Offloading to analytics v1.7
An Hybrid Analytics and Transactional Processing (HTAP) table uses Postgres Analytics Accelerator (PGAA) to continuously synchronize a Postgres Distributed (PGD) cluster with an analytical copy in object storage, enabling heavy analytics without impacting transaction performance at the cost of redundant storage in both the local heap and the data lake.
Offloading an HTAP table to analytics is a manual, surgical operation used to remove the local heap copy and reclaim disk space. When you offload a table, the system:
- Truncates the local heap table, immediately freeing up disk space on the PGD nodes.
- Stops the real-time replication to the data lake.
- Changes the table access method to PGAA, pointing the Postgres table definition directly to the existing data in object storage.
The result is a cold table that remains fully queryable through Postgres but consumes no local storage.
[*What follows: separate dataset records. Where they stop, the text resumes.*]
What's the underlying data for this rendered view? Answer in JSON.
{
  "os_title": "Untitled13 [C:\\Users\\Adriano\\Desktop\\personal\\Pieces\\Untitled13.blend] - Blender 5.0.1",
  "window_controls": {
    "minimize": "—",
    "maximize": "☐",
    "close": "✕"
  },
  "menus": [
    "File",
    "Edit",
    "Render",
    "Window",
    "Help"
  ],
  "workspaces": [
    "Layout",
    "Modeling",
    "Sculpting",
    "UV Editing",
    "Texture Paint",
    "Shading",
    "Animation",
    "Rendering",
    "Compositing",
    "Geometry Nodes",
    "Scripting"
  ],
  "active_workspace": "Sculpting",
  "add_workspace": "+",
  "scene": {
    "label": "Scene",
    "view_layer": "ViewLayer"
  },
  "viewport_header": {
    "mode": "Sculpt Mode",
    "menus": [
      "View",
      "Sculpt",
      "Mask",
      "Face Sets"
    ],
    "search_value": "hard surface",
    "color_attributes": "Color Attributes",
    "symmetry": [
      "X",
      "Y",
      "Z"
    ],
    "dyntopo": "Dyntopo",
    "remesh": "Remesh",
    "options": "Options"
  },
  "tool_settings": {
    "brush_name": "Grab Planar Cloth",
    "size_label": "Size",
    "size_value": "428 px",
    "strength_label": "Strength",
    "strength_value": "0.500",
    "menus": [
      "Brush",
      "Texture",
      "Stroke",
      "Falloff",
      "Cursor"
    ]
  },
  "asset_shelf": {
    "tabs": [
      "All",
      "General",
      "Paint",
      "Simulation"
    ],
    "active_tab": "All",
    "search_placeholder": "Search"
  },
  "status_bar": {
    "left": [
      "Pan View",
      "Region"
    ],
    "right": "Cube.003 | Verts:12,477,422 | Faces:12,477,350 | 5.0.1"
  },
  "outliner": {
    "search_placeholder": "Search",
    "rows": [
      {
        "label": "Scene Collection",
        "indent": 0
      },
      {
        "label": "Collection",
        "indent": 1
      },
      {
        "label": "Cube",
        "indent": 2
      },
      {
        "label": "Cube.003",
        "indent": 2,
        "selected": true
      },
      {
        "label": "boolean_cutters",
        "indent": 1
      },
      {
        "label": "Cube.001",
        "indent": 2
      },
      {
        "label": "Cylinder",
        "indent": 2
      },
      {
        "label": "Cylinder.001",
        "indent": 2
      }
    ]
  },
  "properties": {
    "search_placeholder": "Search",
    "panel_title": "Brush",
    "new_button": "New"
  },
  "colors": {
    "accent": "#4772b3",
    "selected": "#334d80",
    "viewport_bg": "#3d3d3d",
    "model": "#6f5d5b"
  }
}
If you require transactional writes again in the future, you can restore the table and stream the data back from the lake into the local heap.
Process overview
To surgically offload a table to the data lake, follow these steps:
- Meet the prerequisites and point to object storage by choosing either a storage location or a catalog service.
- Offload the table to object storage.
- Restore the table back to heap if you require transactional access again.
Offloading a table
Use the pgaa.convert_to_analytics() function to convert a synchronized HTAP table into a cold, analytical table and remove the data from local disk.
CALL pgaa.convert_to_analytics('my-table'::regclass);
The function removes the local data and redefines the table's access method to PGAA to point solely to the external Iceberg or Delta files.
Alternatively, switch the access method with the ALTER TABLE command. Use the pgaa.auto_truncate option to ensure local disk space is freed immediately.
For storage locations:
ALTER TABLE public.my_table SET ACCESS METHOD pgaa, SET ( pgaa.auto_truncate = 'true', pgaa.format = 'iceberg', pgaa.storage_location = 'my-storage-location', pgaa.path = 'public.my_table' );
For a catalog-managed table:
ALTER TABLE public.my_catalog_managed_table SET ACCESS METHOD pgaa, SET ( pgaa.auto_truncate = 'true', pgaa.format = 'iceberg', pgaa.managed_by = 'my_iceberg_catalog', pgaa.catalog_namespace = 'public', pgaa.catalog_table = 'my_remote_table_name' );
Restoring from analytics
If you need to resume transactional writes or bring the data back to local high-performance transactional storage, use the pgaa.restore_from_analytics() function:
CALL pgaa.restore_from_analytics('public.transactional_table');
The function checks the PGAA table's configuration, identifies its external Iceberg/Delta path in object storage, and rewrites the data back into the table's local storage structure. Once the data is locally present, the function sets the table's access method back to the local transactional endpoint again.
You can also use the ALTER TABLE command to restore a table from its cold state in the data lake back into a local transactional heap table. This manual method provides granular control over the transition back to local storage.
ALTER TABLE public.my_table SET ACCESS METHOD heap;
Warning
Restoring a table to the heap access method does not remove the files from object storage. Manually delete the data via your object storage provider, or use a tool like PyIceberg to drop the table from the catalog.